Lagidze Water: A Traditional Georgian Drink

Lagidze water is made with natural syrups and soda. Traditionally, it is combined right in front of you in a glass from the soda fountain, providing a unique and authentic experience.

Lagidze experimented in 1887 with the idea of making lemonades from natural syrups rather than imported flavoured essences. He and his brothers started blending unique proprietary flavours produced from fruits and herbs in 1900.

Finally, in 2014, UNESCO recognized this method of manufacturing lemonade to Georgia’s Intangible Cultural Heritage List.

Tarragon Flavored Lemonade

Though lemonades are popular worldwide, tarragon-flavoured lemonade is distinctively Georgian. Georgians have been drinking this unique green-coloured carbonated soft drink since the Soviet era.

It is made by combining tarragon syrup and carbonated water.
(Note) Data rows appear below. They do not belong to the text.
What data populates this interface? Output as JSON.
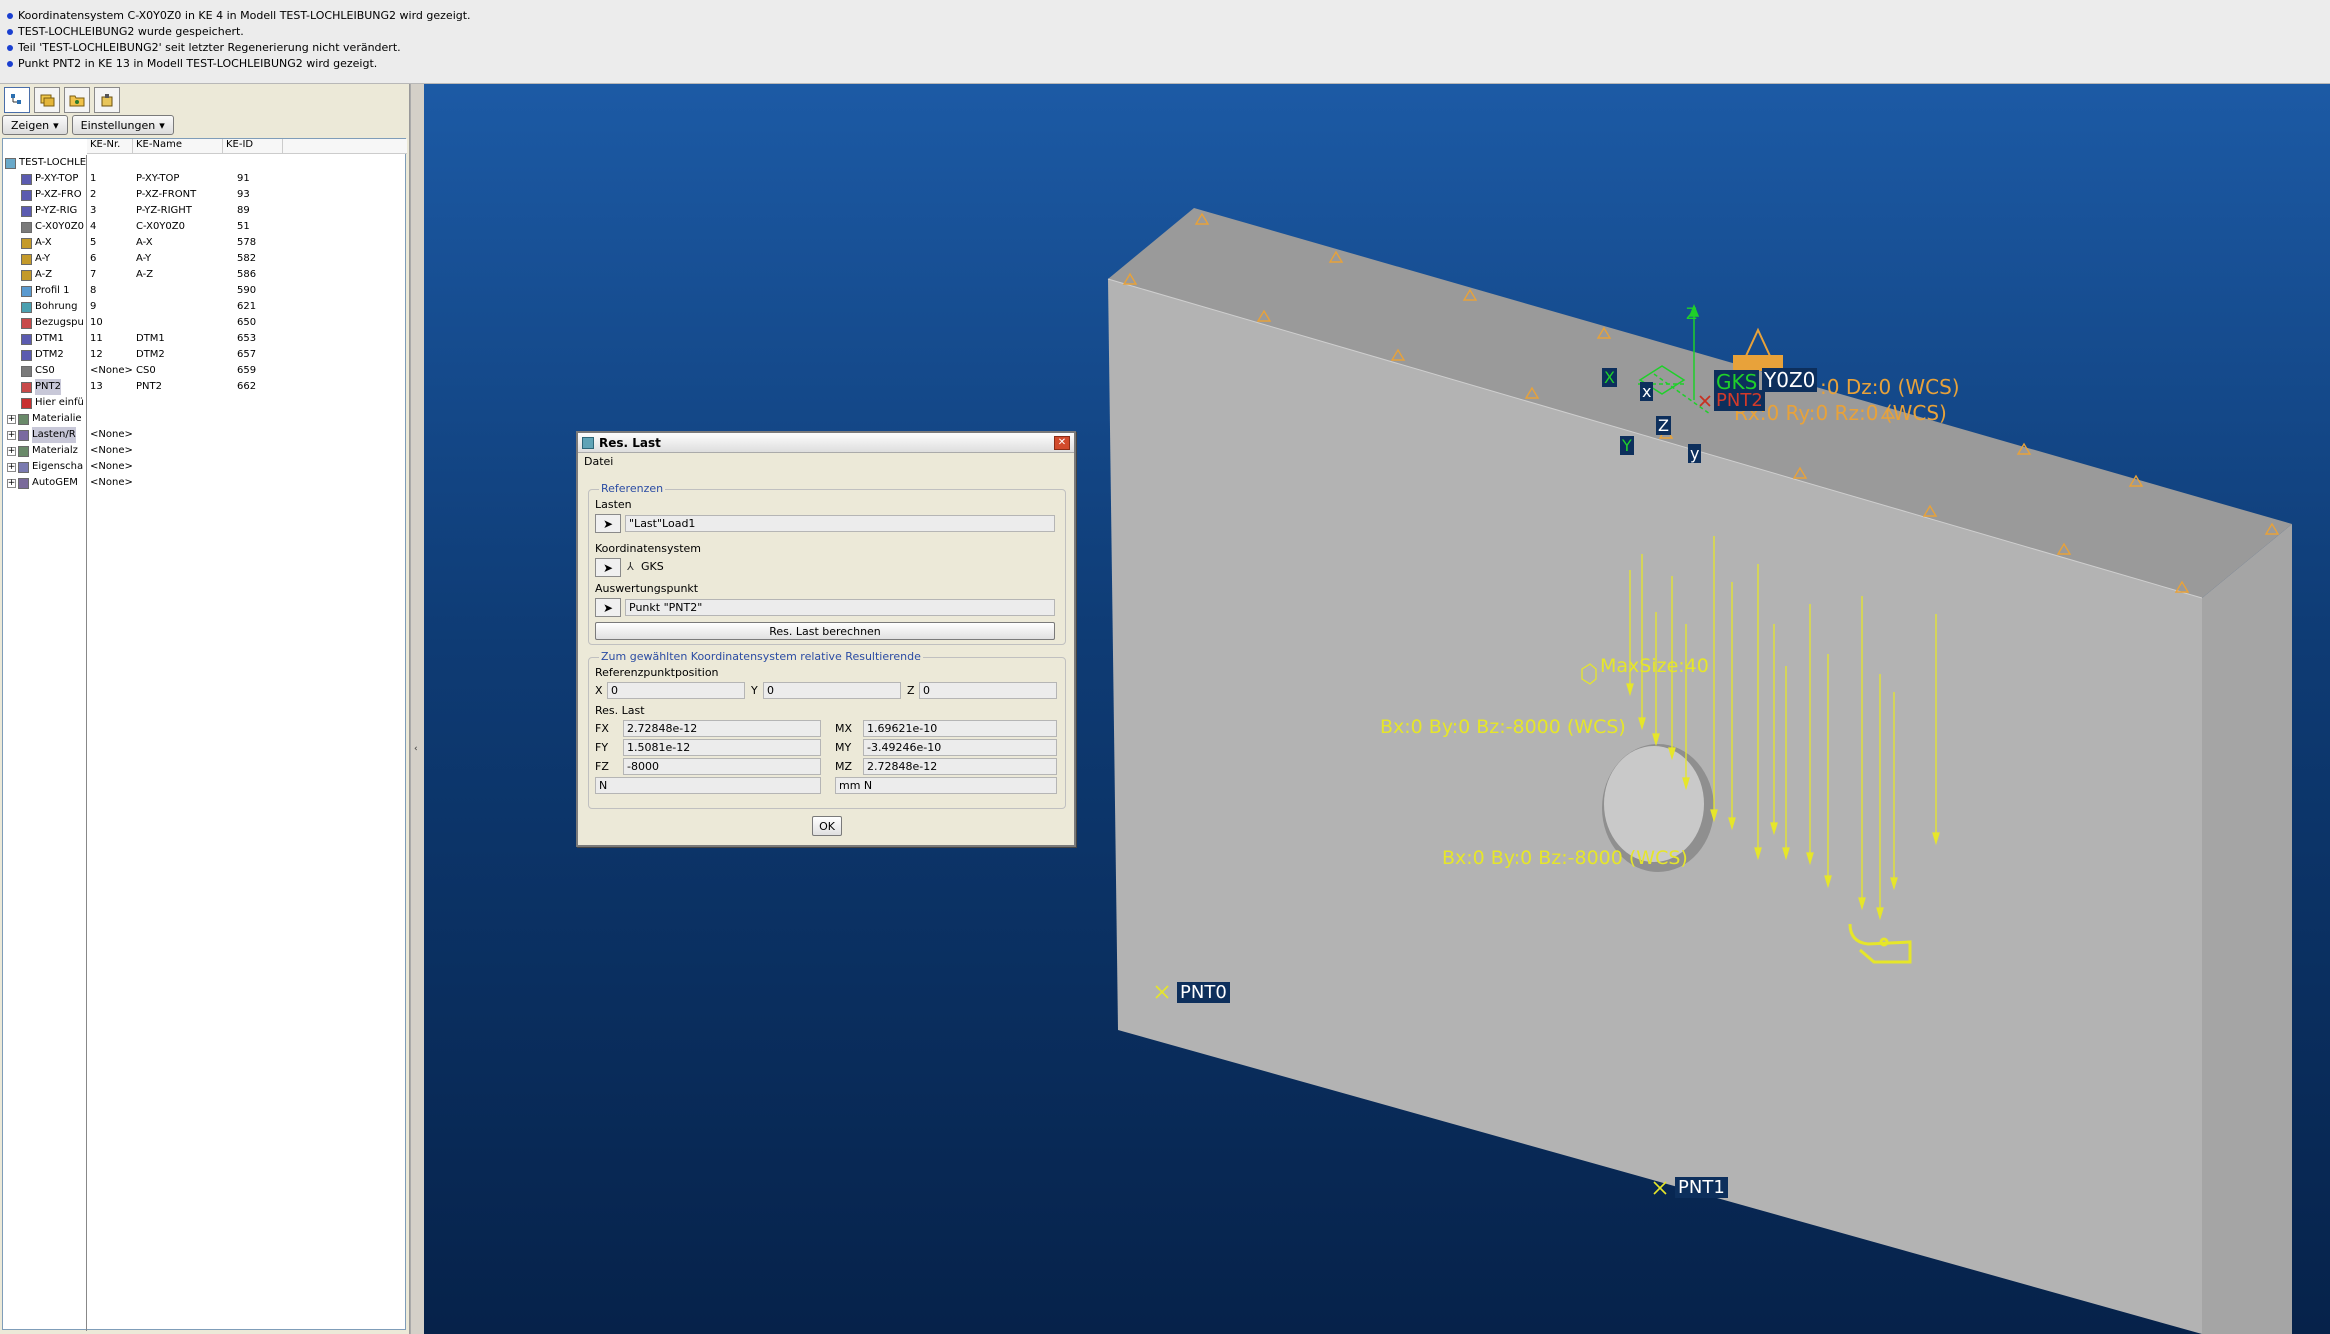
{
  "messages": [
    "Koordinatensystem C-X0Y0Z0 in KE 4 in Modell TEST-LOCHLEIBUNG2 wird gezeigt.",
    "TEST-LOCHLEIBUNG2 wurde gespeichert.",
    "Teil 'TEST-LOCHLEIBUNG2' seit letzter Regenerierung nicht verändert.",
    "Punkt PNT2 in KE 13 in Modell TEST-LOCHLEIBUNG2 wird gezeigt."
  ],
  "left_toolbar": {
    "icons": [
      "model-tree-icon",
      "layer-icon",
      "folder-icon",
      "settings-icon"
    ],
    "zeigen": "Zeigen",
    "einstellungen": "Einstellungen"
  },
  "tree_headers": {
    "nr": "KE-Nr.",
    "name": "KE-Name",
    "id": "KE-ID"
  },
  "tree": [
    {
      "label": "TEST-LOCHLE",
      "nr": "",
      "name": "",
      "id": ""
    },
    {
      "label": "P-XY-TOP",
      "nr": "1",
      "name": "P-XY-TOP",
      "id": "91"
    },
    {
      "label": "P-XZ-FRO",
      "nr": "2",
      "name": "P-XZ-FRONT",
      "id": "93"
    },
    {
      "label": "P-YZ-RIG",
      "nr": "3",
      "name": "P-YZ-RIGHT",
      "id": "89"
    },
    {
      "label": "C-X0Y0Z0",
      "nr": "4",
      "name": "C-X0Y0Z0",
      "id": "51"
    },
    {
      "label": "A-X",
      "nr": "5",
      "name": "A-X",
      "id": "578"
    },
    {
      "label": "A-Y",
      "nr": "6",
      "name": "A-Y",
      "id": "582"
    },
    {
      "label": "A-Z",
      "nr": "7",
      "name": "A-Z",
      "id": "586"
    },
    {
      "label": "Profil 1",
      "nr": "8",
      "name": "",
      "id": "590"
    },
    {
      "label": "Bohrung",
      "nr": "9",
      "name": "",
      "id": "621"
    },
    {
      "label": "Bezugspu",
      "nr": "10",
      "name": "",
      "id": "650"
    },
    {
      "label": "DTM1",
      "nr": "11",
      "name": "DTM1",
      "id": "653"
    },
    {
      "label": "DTM2",
      "nr": "12",
      "name": "DTM2",
      "id": "657"
    },
    {
      "label": "CS0",
      "nr": "<None>",
      "name": "CS0",
      "id": "659"
    },
    {
      "label": "PNT2",
      "nr": "13",
      "name": "PNT2",
      "id": "662"
    },
    {
      "label": "Hier einfü",
      "nr": "",
      "name": "",
      "id": ""
    },
    {
      "label": "Materialie",
      "nr": "",
      "name": "",
      "id": ""
    },
    {
      "label": "Lasten/R",
      "nr": "<None>",
      "name": "",
      "id": ""
    },
    {
      "label": "Materialz",
      "nr": "<None>",
      "name": "",
      "id": ""
    },
    {
      "label": "Eigenscha",
      "nr": "<None>",
      "name": "",
      "id": ""
    },
    {
      "label": "AutoGEM",
      "nr": "<None>",
      "name": "",
      "id": ""
    }
  ],
  "dialog": {
    "title": "Res. Last",
    "menu": "Datei",
    "referenzen": "Referenzen",
    "lasten_label": "Lasten",
    "lasten_value": "\"Last\"Load1",
    "ks_label": "Koordinatensystem",
    "ks_value": "GKS",
    "ausw_label": "Auswertungspunkt",
    "ausw_value": "Punkt \"PNT2\"",
    "berechnen": "Res. Last berechnen",
    "resultierende": "Zum gewählten Koordinatensystem relative Resultierende",
    "refpos": "Referenzpunktposition",
    "x_label": "X",
    "x_value": "0",
    "y_label": "Y",
    "y_value": "0",
    "z_label": "Z",
    "z_value": "0",
    "reslast": "Res. Last",
    "fx_label": "FX",
    "fx": "2.72848e-12",
    "fy_label": "FY",
    "fy": "1.5081e-12",
    "fz_label": "FZ",
    "fz": "-8000",
    "mx_label": "MX",
    "mx": "1.69621e-10",
    "my_label": "MY",
    "my": "-3.49246e-10",
    "mz_label": "MZ",
    "mz": "2.72848e-12",
    "unit_force": "N",
    "unit_moment": "mm N",
    "ok": "OK"
  },
  "viewport": {
    "labels": {
      "dz": ":0 Dz:0 (WCS)",
      "rx": "Rx:0 Ry:0 Rz:0 (WCS)",
      "gks": "GKS",
      "y0z0": "Y0Z0",
      "pnt2": "PNT2",
      "maxsize": "MaxSize:40",
      "bx1": "Bx:0 By:0 Bz:-8000 (WCS)",
      "bx2": "Bx:0 By:0 Bz:-8000 (WCS)",
      "pnt0": "PNT0",
      "pnt1": "PNT1",
      "axis_x1": "X",
      "axis_x2": "x",
      "axis_z1": "Z",
      "axis_z2": "Z",
      "axis_y1": "Y",
      "axis_y2": "y"
    },
    "colors": {
      "bg_top": "#1c5aa5",
      "bg_bottom": "#06224a",
      "constraint": "#e8a23a",
      "load": "#e6e62a",
      "csys": "#1fd02a"
    }
  }
}
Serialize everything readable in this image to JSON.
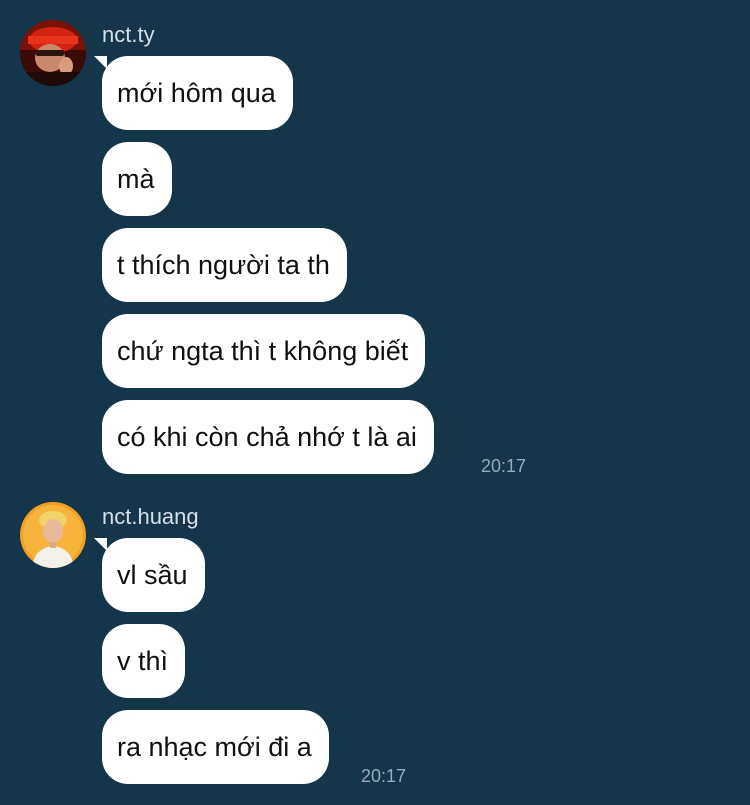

Numerous soft drink manufacturers in Georgia now make lemonades with natural flavours.

The original lemonade is flavoured with tarragon leaves; however, different tastes such as lemon, chocolate, grape, vanilla, and pear are available. With a few variations, tarragon lemonade can be found all over the world. Make it a point to try the authentic tarragon lemonade if you visit Georgia.

Want to try out some Georgian lemonade in Toronto? simply give us a call or visit our menu pages.

To sum it up, as previously stated, Georgia offers a wide range of drinks. So, if you don’t have enough time to try them all, make sure you try at least a few of them whenever you get a chance!